Un anno e mezzo fa, si è tenuta a Londra “Apocalipse”: le opere, molte di artisti del gruppo Saatchi (un mecenate inglese), erano state allestite in modo che ogni artista avesse uno spazio inequivocabilmente suo, uno spazio quindi tematico; il tema stesso della mostra era indicativo dei argomenti affrontati: un Papa schiacciato da un meteorite che aveva spaccato il soffitto in vetro della Royal Academy(dell’italiano Cattelan), un’intera stanza del museo in cui modellini di uomini mutanti si compenetrano in ogni modo con nazisti sadomasochisti (degli “inglesi” Chapman), un palloncino gigante dipinto con colori vivacissimi e dei quadri così laccati, gelatinosi da venir voglia di mangiarli (dello “statunitense” Koons, aimè il più spensierato..); ma la cosa più interessante era come questo mix psicologico un po’ grottesco veniva gestito: per entrare nella mostra bisognava chinarsi fino a terra e passare per una porticina alta 50 cm, davvero striminzita; poi si percorreva un ambiente pieno di “ostacoli”: scalini sconnessi, mini ambienti in terra e micro labirinti mentali; si veniva insomma risucchiati nella mostra; questo ha dato molta più forza alle opere esposte per altro perfettamente collocate; da un punto di vista commerciale, il bookshop (o merchandising-shop) del museo, ha venduto tantissimo; tutti volevano un’icona da legare a quell’esperienza.

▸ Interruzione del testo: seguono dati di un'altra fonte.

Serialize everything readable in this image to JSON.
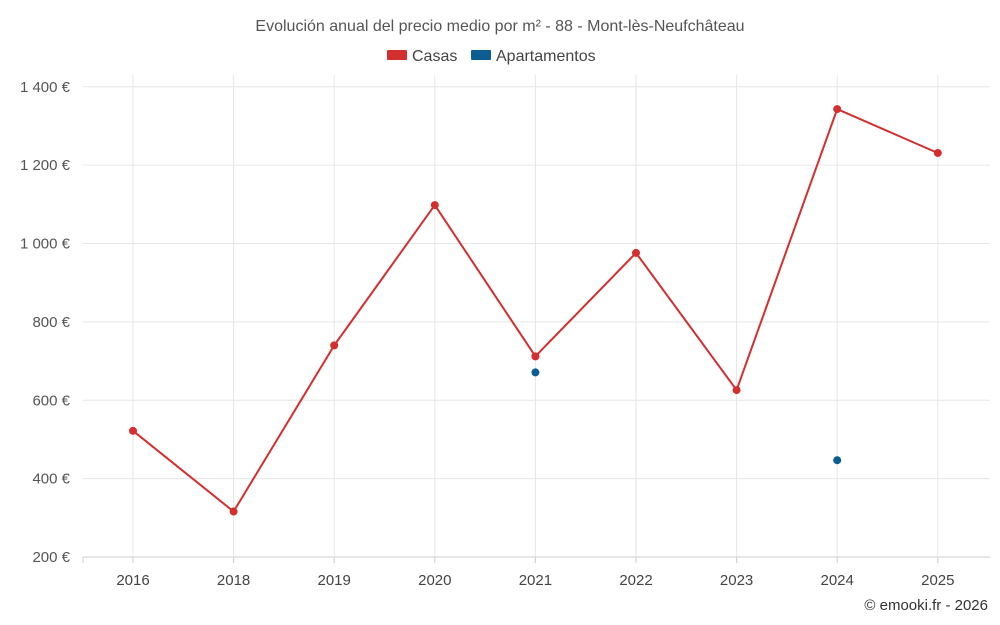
{
  "chart_data": {
    "type": "line",
    "title": "Evolución anual del precio medio por m² - 88 - Mont-lès-Neufchâteau",
    "categories": [
      "2016",
      "2018",
      "2019",
      "2020",
      "2021",
      "2022",
      "2023",
      "2024",
      "2025"
    ],
    "y_ticks": [
      200,
      400,
      600,
      800,
      1000,
      1200,
      1400
    ],
    "y_tick_labels": [
      "200 €",
      "400 €",
      "600 €",
      "800 €",
      "1 000 €",
      "1 200 €",
      "1 400 €"
    ],
    "ylim": [
      200,
      1430
    ],
    "grid": true,
    "legend_position": "top-center",
    "series": [
      {
        "name": "Casas",
        "color": "#d32f2f",
        "values": [
          522,
          316,
          740,
          1098,
          712,
          976,
          626,
          1343,
          1231
        ]
      },
      {
        "name": "Apartamentos",
        "color": "#0b5d94",
        "values": [
          null,
          null,
          null,
          null,
          671,
          null,
          null,
          447,
          null
        ]
      }
    ]
  },
  "credit": "© emooki.fr - 2026"
}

Nel tragitto che si compie per recarsi al museo, in generale, si è storditi dal traffico, dai suoi rumori, dalla routine giornaliera e da tutta una foschia psicologico-visiva di difficile gestione; se il museo vuole che il fruitore entri sia intellettualmente che emotivamente lì dentro, il museo gli dovrà dare la “scossa”.
Quando vado al Palazzo delle esposizioni, salite le scalinate, entro da una porta a vetri enorme dietro la quale si cela uno spazio piuttosto ristretto con 5 individui grigi e formali con uniforme blu, cartellino bianco e aria affatto amichevole, fermi immobili sull’attenti, e mi chiedo: ma a cosa servono? non è così che si da il benvenuto, né tantomeno si può pensare di iniziare ad un rito pur laico, come il museo di fatto è, il fruitore- -cliente-potenziale devoto.
Così, le mostre come quella di Dalì a Roma, sono, in un certo senso, mostre “ospitali” perché anticipano fuori (con l’esposizione di sculture sul pavimento stradale) quello che avverrà dentro la mostra; questo modo di agire è anche uno tra i migliori manifesti pubblicitari: è comunque l’“assaggio” di una buona torta e serve anche a far parlare di sé.
Vorrei aggiungere una parola anche sull’illuminazione delle opere d’arte all’interno del museo e non essendo un esperto mi limito a dare un giudizio soggettivo: mi sembra che ci siano opere che necessitano di gran luce perché quello che esprimono ne ha bisogno. Invece ve ne sono altre contro cui la luce sembra rimbalzare; quasi come se non la volessero affatto; è difficile per me dire da che dipenda e se è più un mio pallino o una questione di reale importanza, però l’uso della luce non dovrebbe essere sempre uniforme (seppur direzionato) a meno che le opere in mostra non abbiano esse stesse un’uniformità strutturale comune(il che è molto difficile).
Vi sono cose (opere in questo caso) che richiedono di rimanere un po’ sullo sfondo, necessitano di un alone di mistero, altre invece chiedono di venire più avanti, di brillare.
In questo la luce è essenziale.
In fin dei conti tutto comincia con la luce, compreso un sistema intelligente.